Ci sono infine strumenti meno tecnici, ma forse anche più potenti: il primo sta sicuramente nel riconoscere il valore di possedere informazioni affidabili; la conoscenza è vero potere, non servisse altro che a non annegare in un fallimento all'argentina o a non farsi cogliere di sorpresa da una guerra sotto casa. Questa consapevolezza è fondamentale, insieme alla curiosità è la premessa per imparare il gioco e apprezzarlo. Molto apprezzabile sarebbe anche la consapevolezza delle dimensioni numeriche; molti non hanno contezza, o non si soffermano, sulle grandezze numeriche veicolate dalle informazioni, ma spesso queste sono dati fondamentali, a volte rappresentano un aspetto non secondario dell'informazione stessa. I milioni di morti e i miliardi di euro sono grandezze che spesso sfuggono, ma sono fatti di un euro alla volta uscito dalle nostre tasche e da una vittima alla volta di una struttura di controllo globale che comprende e coinvolge l'ambito militare, politico, economico e dei media, nel quale viviamo immersi e del quale, in grande maggioranza, siamo vittime.

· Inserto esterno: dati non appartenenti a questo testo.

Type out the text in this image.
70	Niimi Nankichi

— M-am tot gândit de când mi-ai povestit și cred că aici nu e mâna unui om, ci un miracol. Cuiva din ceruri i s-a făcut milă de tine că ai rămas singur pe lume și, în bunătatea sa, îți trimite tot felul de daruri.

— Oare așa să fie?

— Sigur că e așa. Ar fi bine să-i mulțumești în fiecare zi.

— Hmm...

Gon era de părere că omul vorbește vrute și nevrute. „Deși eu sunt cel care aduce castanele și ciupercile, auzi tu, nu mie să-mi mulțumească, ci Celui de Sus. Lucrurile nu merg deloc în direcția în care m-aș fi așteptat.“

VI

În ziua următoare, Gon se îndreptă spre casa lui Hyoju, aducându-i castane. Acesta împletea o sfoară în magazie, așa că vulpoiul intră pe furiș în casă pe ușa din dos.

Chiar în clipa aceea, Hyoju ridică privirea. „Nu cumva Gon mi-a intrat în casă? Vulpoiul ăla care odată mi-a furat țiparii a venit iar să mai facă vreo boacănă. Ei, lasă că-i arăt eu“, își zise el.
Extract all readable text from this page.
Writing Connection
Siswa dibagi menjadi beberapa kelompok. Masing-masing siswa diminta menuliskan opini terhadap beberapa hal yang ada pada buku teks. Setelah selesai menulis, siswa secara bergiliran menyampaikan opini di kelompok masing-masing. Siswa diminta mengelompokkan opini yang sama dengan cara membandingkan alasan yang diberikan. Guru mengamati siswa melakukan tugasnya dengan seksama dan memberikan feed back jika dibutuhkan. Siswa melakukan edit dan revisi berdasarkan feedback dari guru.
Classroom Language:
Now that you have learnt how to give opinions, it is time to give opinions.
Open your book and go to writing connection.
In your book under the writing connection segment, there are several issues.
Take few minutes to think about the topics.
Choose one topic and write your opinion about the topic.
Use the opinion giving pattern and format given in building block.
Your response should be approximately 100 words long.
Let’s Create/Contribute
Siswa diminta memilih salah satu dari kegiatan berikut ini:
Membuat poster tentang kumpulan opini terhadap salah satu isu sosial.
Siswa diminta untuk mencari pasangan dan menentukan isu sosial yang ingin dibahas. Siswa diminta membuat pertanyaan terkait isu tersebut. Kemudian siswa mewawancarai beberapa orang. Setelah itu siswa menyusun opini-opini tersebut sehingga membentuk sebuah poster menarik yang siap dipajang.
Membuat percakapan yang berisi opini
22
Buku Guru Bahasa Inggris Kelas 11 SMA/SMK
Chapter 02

L'ultimo, ma non meno prezioso strumento che mi sento di consigliare, è la conoscenza dell'inglese, o dello spagnolo, o in alternativa un paio di lingue europee oltre all'italiano (sarebbe già sufficiente sapere leggere i testi e comprenderli). La produzione di notizie nel nostro paese ha limiti oggettivi ed è carente su tutto quello che accade negli altri paesi, essendo la nostra classe politico-economica particolarmente provinciale e concentrata nel cavarci il sangue senza turbarsi di molto altro. So che l'argomento è sgradevole, perché nel nostro paese la lingua straniera viene insegnata male e non è considerata una dotazione fondamentale, ma la conoscenza di altre lingue apre praterie veramente vaste e permette di accedere a materiali di grande valore. Gran parte della conoscenza è sistematizzata e discussa in lingua inglese su internet, imparare quindi l'inglese equivale ad avere il veicolo adatto per navigare il mare magnum dell'informazione; far uscire lo strumento d'evasione dall'angusto recinto del dibattito italiano.

Non sarà la BBC, ma potrebbe anche essere meglio, di sicuro è una grande opportunità per chi sia sensibile alla tragica situazione dell'informazione nel nostro paese.